Denn die Jugendlichen aus Sablé-sur-Sarthe, in Nordfrankreich in der Nähe von Nantes gelegen, lernen an ihren Schulen Deutsch als Fremdsprache und konnten Fragen stellen. Diese zum Beispiel: „Warum haben Sie sich entschieden, Bürgermeisterin zu werden?“ Weil sie gerne in Steinhagen lebe und sich nicht nur ehrenamtlich, sondern hauptberuflich dafür einsetzen wolle, dass alle Generationen gut hier leben könnten, erklärte Sarah Süß.
Der Empfang im Rathaus zeigte aber auch, dass die französischen Gäste sehr interessiert an Politik und dem Weltgeschehen sind. Mit Blick auf die Krisen und den Krieg im Iran wies Sarah Süß auf die besondere Bedeutung der Verständigung in Europa hin: „Es ist wichtig, dass es Möglichkeiten wie diesen Austausch gibt und man sich kennenlernt. Die Historie zwischen Deutschland und Frankreich ist voller Spannungen und Feindschaft. Aber heute versteht man sich gut. Dass wir in Europa gute Verbindungen haben, ist umso wichtiger, wenn in der Welt so viel Unsicherheit ist.“
Auch der Besuch von 28 Steinhagener Schülerinnen und Schülern aus den neunten und zehnten Klassen im Januar in Sablé-sur-Sarthe war bereits von politischen Gesprächen geprägt, sagte Lehrerin Annika DeBacker, die mit ihrer Kollegin Gabriele Knapp den Austausch begleitet. Miteinander über Politik sprechen – ein wichtiger Faktor also.
Doch natürlich wollen die Gäste neben den Leuten auch das Land kennenlernen.
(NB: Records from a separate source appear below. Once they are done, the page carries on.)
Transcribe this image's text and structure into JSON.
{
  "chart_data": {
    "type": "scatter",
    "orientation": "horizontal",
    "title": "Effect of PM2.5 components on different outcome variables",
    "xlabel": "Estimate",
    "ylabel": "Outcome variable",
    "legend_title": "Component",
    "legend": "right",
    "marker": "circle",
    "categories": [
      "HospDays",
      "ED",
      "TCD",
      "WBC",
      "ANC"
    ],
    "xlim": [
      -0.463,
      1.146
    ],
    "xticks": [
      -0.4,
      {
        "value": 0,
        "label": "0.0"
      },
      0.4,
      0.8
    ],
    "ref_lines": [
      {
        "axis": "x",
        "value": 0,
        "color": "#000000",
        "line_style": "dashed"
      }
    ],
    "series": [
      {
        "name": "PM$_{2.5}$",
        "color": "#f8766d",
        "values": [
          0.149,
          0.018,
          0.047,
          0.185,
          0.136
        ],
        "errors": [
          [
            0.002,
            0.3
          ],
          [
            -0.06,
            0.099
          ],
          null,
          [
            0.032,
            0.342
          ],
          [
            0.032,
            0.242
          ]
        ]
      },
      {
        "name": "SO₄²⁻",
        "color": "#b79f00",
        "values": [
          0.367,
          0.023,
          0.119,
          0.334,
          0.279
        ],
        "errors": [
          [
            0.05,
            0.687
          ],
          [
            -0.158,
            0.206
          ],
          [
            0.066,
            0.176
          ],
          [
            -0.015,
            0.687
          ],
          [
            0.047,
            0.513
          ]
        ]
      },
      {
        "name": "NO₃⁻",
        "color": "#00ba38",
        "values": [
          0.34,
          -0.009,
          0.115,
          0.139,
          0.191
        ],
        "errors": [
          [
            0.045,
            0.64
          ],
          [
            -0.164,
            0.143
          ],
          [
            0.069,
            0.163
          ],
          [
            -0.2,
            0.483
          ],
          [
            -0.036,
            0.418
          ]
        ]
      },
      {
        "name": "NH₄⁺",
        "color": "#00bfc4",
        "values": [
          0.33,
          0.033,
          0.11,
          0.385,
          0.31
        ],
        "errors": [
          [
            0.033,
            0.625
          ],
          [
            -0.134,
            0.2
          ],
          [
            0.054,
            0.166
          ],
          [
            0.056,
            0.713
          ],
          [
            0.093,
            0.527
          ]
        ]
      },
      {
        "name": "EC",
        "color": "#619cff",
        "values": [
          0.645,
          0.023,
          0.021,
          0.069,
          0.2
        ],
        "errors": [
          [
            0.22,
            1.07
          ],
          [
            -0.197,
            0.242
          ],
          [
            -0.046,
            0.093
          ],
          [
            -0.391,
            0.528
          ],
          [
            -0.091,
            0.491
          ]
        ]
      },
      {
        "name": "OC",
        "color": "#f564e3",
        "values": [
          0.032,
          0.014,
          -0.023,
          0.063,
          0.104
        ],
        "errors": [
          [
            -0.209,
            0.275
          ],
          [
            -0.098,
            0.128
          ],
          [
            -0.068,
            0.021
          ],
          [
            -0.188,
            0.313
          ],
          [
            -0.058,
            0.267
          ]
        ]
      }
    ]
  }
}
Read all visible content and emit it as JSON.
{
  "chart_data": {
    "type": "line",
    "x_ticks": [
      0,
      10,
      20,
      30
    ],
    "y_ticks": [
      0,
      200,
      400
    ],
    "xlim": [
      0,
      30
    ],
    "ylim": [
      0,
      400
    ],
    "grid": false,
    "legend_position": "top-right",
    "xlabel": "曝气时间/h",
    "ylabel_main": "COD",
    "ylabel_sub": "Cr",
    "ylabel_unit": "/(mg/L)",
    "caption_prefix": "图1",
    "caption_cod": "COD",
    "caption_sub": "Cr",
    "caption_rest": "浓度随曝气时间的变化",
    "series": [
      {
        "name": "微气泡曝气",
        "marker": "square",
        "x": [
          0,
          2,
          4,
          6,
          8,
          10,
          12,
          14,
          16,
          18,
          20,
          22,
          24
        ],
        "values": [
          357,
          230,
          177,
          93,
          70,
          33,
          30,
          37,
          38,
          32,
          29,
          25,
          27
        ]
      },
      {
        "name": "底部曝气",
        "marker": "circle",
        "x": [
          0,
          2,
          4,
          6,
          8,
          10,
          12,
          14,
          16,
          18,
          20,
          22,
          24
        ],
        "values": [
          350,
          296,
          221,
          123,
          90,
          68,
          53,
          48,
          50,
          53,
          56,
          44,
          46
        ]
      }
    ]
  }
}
Und so geht es an diesem Mittwoch ins Heinz-Nixdorf-Forum in Paderborn, am Donnerstag nach Bremen. Zudem stehen Unterrichtshospitationen auf dem Programm und am Freitag eine Sprachanimation und Projektarbeit zum Leben deutscher und französischer Jugendlicher. Samstagabend geht es dann zurück nach Frankreich.